Containers remain a tantalizing challenge for enterprises looking to garner further efficiency from their cloud deployments. While the concept behind containers is solidifying, enterprises are still struggling with the actual deployment process.
Nell Shamrell-Harrington, senior software development engineer at Chef, said she has seen a number of mistakes made by enterprises as they move to deploy containers. Many of these revolve around a basic premise that enterprises are still not sure how containers differ from more traditional virtual machines (VMs). This results in them using containers in a method they were not designed for.
VMs are basically just a software extraction of a computer that lives in the cloud. This includes a separate storage and memory system dedicated to that single VM. This capability is the most familiar to organizations as they can easily associate the one-to-one connection.
Containers are more finely split, leveraging a host storage and memory system to run multiple computers, or pods. This allows for much less overhead as each container only siphons off the resources needed to run a function.
Shamrell-Harrington found that after sifting through enterprise deployment challenges, she has found four of what she termed significant “anti-patterns” that are making container deployments more difficult.
“These anti-patterns are not a shaming, but more of a guide to diagnosing why an enterprise is feeling deployment pains with containers and that there is a way out of that pain,” Shamrell-Harrington explained.
The first issue Shamrell-Harrington noted was the challenge of dealing with persistent data within a container. Containers by their nature are not designed as a data repository as are VMs, yet enterprises continue to want to use containers as if they can maintain data.
Shamrell-Harrington explained that enterprises that look to tie persistent data to a container deployment are missing the entire point of containers, which is that they can be spun up and terminated quickly. Basically, no strings attached.
“You can’t afford to lose a container if you have persistent data sitting in a container,” Shamrell-Harrington said. “You end up losing the speed and flexibility in using containers … Once you have that container in production it can never go away and you can never replicate from that container image.”
She explained that attempting to maintain needed data within a running container leads to that container just growing in size and becoming something that can’t ever go away. “If you lose that container, you lose all the data within,” Shamrell-Harrington said.

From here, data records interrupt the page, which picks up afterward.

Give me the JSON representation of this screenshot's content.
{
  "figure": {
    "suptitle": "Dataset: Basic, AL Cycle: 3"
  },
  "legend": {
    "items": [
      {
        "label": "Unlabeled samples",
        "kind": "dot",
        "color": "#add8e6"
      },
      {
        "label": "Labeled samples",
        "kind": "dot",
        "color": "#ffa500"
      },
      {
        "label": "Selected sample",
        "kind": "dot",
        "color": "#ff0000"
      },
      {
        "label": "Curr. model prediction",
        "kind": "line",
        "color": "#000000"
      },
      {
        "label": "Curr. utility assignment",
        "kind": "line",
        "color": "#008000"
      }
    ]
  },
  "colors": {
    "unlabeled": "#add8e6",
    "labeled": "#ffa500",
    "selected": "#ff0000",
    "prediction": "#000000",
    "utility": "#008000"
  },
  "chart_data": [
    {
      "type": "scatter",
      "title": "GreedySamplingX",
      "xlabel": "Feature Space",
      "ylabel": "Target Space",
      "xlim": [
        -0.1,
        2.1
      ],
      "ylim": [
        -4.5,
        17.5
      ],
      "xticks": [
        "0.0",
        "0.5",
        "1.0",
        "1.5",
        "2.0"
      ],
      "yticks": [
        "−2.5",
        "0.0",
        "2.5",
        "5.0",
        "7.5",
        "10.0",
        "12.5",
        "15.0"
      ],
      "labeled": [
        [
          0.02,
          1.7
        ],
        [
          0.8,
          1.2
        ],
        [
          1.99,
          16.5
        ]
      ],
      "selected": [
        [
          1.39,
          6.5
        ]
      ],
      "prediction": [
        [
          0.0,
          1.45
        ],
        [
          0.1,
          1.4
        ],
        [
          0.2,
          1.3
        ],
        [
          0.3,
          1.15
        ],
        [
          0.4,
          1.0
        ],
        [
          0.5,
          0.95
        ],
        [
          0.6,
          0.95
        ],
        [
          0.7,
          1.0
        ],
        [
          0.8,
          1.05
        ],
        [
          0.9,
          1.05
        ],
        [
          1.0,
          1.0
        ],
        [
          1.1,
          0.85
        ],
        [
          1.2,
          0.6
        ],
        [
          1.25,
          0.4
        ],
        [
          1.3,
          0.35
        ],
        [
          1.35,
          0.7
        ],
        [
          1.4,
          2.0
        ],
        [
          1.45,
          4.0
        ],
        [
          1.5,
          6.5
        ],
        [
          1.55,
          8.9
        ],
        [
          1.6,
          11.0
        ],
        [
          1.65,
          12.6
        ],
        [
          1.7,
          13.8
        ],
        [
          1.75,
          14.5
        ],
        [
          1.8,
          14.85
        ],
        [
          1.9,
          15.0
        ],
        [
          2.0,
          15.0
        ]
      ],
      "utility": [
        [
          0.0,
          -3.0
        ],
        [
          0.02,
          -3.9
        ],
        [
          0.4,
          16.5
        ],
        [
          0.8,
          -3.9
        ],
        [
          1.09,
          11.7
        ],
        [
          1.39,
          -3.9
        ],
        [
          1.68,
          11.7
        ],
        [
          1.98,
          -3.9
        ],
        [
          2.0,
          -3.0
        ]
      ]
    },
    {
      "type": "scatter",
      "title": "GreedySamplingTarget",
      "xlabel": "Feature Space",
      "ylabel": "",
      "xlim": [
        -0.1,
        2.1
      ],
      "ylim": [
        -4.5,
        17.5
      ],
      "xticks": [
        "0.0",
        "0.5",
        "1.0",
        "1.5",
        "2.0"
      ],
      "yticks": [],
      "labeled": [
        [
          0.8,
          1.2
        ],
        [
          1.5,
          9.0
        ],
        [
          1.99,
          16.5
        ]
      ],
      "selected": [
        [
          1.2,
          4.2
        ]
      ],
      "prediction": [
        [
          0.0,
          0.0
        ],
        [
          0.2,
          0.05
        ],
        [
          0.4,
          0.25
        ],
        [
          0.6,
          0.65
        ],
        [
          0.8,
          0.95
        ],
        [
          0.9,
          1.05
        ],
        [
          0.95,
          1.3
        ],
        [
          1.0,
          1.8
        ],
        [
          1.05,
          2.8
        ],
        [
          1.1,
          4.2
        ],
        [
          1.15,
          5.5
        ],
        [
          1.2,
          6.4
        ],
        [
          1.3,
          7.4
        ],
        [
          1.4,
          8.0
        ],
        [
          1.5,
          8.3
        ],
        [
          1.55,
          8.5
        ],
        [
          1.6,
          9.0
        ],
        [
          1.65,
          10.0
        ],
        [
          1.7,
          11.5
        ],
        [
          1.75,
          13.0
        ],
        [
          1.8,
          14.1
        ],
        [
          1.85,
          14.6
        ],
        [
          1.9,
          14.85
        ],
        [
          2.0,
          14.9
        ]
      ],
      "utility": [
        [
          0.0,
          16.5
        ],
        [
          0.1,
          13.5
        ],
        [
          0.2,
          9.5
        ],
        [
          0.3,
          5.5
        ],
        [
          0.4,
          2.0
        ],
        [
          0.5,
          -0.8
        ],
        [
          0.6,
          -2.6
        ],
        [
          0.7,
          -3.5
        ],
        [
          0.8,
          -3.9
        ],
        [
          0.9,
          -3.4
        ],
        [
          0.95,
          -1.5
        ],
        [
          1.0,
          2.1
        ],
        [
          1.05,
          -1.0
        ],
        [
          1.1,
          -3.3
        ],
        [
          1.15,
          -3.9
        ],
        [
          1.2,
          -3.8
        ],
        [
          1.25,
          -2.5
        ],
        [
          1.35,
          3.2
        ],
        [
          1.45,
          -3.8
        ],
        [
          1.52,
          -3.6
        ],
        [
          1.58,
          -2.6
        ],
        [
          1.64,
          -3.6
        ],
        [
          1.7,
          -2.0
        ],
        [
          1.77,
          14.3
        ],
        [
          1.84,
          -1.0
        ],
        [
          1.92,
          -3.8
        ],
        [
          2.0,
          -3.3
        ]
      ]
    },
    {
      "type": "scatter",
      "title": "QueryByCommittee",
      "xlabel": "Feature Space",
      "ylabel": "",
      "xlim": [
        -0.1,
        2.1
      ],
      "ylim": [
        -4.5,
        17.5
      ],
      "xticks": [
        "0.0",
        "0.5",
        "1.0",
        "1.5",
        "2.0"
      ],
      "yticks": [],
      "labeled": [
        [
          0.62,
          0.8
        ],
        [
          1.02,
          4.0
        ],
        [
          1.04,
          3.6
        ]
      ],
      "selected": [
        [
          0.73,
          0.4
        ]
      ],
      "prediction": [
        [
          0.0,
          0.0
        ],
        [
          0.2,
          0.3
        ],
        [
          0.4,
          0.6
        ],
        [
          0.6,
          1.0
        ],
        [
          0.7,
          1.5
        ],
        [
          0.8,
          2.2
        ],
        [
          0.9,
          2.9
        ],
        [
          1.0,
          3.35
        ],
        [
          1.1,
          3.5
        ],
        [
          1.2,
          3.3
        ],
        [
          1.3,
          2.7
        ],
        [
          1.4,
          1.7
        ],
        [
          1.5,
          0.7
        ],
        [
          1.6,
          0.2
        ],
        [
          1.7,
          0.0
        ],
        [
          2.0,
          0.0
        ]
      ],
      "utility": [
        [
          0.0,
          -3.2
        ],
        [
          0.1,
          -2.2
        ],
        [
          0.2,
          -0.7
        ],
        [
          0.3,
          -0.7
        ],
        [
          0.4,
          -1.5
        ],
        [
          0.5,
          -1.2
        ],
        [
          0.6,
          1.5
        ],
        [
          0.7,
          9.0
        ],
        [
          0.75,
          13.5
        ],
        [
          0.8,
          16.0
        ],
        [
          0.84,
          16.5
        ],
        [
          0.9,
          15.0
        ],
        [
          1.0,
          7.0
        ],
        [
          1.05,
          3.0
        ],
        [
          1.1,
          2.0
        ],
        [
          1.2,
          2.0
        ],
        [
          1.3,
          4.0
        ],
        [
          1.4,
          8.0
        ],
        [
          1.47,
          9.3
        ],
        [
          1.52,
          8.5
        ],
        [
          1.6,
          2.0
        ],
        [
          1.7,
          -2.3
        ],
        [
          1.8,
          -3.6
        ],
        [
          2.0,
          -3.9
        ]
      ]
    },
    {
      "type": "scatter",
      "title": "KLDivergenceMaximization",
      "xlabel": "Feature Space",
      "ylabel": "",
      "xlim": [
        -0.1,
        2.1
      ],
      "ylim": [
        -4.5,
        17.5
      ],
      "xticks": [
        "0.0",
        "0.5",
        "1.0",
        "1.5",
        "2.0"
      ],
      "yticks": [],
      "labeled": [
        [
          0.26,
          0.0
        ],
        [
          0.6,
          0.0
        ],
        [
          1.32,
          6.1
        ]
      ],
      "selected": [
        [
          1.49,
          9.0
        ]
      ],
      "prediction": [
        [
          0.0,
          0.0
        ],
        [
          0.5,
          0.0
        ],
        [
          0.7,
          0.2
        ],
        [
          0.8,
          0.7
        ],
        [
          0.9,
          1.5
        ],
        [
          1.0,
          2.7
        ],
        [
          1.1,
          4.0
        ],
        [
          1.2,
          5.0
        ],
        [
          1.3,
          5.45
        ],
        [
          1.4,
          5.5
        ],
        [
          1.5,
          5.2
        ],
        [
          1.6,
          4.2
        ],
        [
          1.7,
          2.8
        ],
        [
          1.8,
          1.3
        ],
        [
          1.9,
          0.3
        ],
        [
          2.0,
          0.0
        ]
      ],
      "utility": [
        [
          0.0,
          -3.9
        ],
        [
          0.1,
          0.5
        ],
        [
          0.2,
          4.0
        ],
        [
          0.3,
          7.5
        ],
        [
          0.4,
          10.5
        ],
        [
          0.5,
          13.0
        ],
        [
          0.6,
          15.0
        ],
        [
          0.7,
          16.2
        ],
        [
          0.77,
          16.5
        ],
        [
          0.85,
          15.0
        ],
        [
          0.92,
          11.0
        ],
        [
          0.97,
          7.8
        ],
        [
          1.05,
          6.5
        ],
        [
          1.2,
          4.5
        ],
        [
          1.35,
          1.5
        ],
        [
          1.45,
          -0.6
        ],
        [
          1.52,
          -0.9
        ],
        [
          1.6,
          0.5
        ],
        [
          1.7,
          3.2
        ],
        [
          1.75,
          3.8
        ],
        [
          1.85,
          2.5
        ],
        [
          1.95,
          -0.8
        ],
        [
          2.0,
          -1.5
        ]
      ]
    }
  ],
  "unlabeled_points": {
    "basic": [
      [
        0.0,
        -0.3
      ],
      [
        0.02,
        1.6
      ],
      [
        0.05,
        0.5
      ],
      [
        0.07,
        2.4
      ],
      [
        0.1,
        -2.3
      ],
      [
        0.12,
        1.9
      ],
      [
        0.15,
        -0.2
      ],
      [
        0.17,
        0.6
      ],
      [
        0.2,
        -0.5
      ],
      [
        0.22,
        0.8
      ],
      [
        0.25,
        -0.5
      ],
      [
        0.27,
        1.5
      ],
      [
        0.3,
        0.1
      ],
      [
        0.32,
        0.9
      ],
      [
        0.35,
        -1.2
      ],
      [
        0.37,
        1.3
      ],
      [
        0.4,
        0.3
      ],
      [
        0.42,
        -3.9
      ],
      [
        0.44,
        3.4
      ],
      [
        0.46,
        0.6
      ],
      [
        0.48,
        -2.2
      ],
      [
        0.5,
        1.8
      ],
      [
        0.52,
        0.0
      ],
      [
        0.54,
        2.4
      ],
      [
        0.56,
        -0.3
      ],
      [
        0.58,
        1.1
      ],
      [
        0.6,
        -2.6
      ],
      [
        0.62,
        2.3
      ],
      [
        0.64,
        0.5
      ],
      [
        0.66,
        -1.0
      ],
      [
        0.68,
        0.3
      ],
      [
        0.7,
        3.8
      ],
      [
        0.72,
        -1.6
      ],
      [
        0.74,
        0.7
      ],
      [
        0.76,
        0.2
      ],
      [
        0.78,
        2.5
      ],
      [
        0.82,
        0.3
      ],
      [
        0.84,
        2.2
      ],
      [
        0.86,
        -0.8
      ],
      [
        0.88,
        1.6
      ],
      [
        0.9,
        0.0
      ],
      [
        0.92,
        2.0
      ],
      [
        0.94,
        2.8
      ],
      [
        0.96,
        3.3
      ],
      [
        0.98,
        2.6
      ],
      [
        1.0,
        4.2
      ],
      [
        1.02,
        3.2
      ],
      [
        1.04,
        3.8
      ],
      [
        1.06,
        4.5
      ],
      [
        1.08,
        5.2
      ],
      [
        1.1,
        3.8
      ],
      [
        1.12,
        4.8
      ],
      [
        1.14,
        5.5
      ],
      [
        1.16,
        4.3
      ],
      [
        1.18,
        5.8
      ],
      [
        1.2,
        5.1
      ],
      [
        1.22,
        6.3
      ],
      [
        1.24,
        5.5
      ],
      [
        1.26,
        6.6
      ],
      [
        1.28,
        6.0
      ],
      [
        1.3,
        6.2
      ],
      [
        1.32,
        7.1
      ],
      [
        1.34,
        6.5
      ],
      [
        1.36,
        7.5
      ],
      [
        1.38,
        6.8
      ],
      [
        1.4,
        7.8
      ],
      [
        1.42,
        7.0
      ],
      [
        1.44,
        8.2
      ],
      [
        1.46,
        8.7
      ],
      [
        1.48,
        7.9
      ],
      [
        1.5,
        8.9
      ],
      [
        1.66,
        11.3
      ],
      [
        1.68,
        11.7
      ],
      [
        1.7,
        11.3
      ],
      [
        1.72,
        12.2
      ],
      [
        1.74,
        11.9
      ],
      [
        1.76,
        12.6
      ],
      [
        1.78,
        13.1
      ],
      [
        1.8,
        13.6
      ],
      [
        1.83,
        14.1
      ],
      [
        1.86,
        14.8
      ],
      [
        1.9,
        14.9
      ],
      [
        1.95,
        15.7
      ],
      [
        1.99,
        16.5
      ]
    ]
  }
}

For enterprises that are encountering this issue, Shamrell-Harrington said they can take a snapshot of the data in that container and then export that data into a separate container storage database. This will allow for that original container to become ephemeral and regain its deployment flexibility.
The data issue also ties into the challenge of attempting to back up a container. Shamrell-Harrington said enterprises look to back up a container because that it what they do with their VMs.
“If you are backing up a container, there is something persistent or unique in that container that makes that necessary,” she said, noting that model is counter to what a container is meant for.
Shamrell-Harrington said an enterprise can fix this issue by spinning up a new container from an existing image and test it to see what’s missing. She said this can be done either by manual testing or starting “bit by bit in diverting traffic from the old container to the new one and see what’s wrong.”
She noted that this should be done in a staging environment so as to not disrupt the running application. “Don’t divert all traffic to the new container initially, and hopefully you have monitoring software that can see if there are any errors,” Shamrell-Harrington explained.
Shamrell-Harrington has also found that enterprises are often trying to include too much inside of a container. The most common issue is trying to run an entire operating system within a container.
“Containers are fast because they are not made to contain an entire operating system, for instance,” Shamrell-Harrington said. “By putting too much inside of a container, it robs the quality of having a container and can also introduce security vulnerabilities because that threat area is now much larger with a large OS inside of the container.”
She explained that by installing only the parts that an application needs to run inside of a container, the threat area is reduced.
For enterprises that have already run down this path, but are not sure how much of the full OS to back out, Shamrell-Harrington said they should begin with the existing container that is housing the entire OS. “Start a new container with just the application and see what it needs,” she explained.
Finally, Shamrell-Harrington said the fourth big issue she has seen is enterprises attempting to perform maintenance directly inside of a container. She noted this is again an issue of enterprises treating a container as they have historically treated VMs.
Performing maintenance within a container typically involves making manual changes that adds to the overhead of a running container. This makes it much slower to spin up a new container.
Shamrell-Harrington said enterprises should make any maintenance changes for a running container from the container image instead of from within the running container. They can then spin up a new container using the altered image.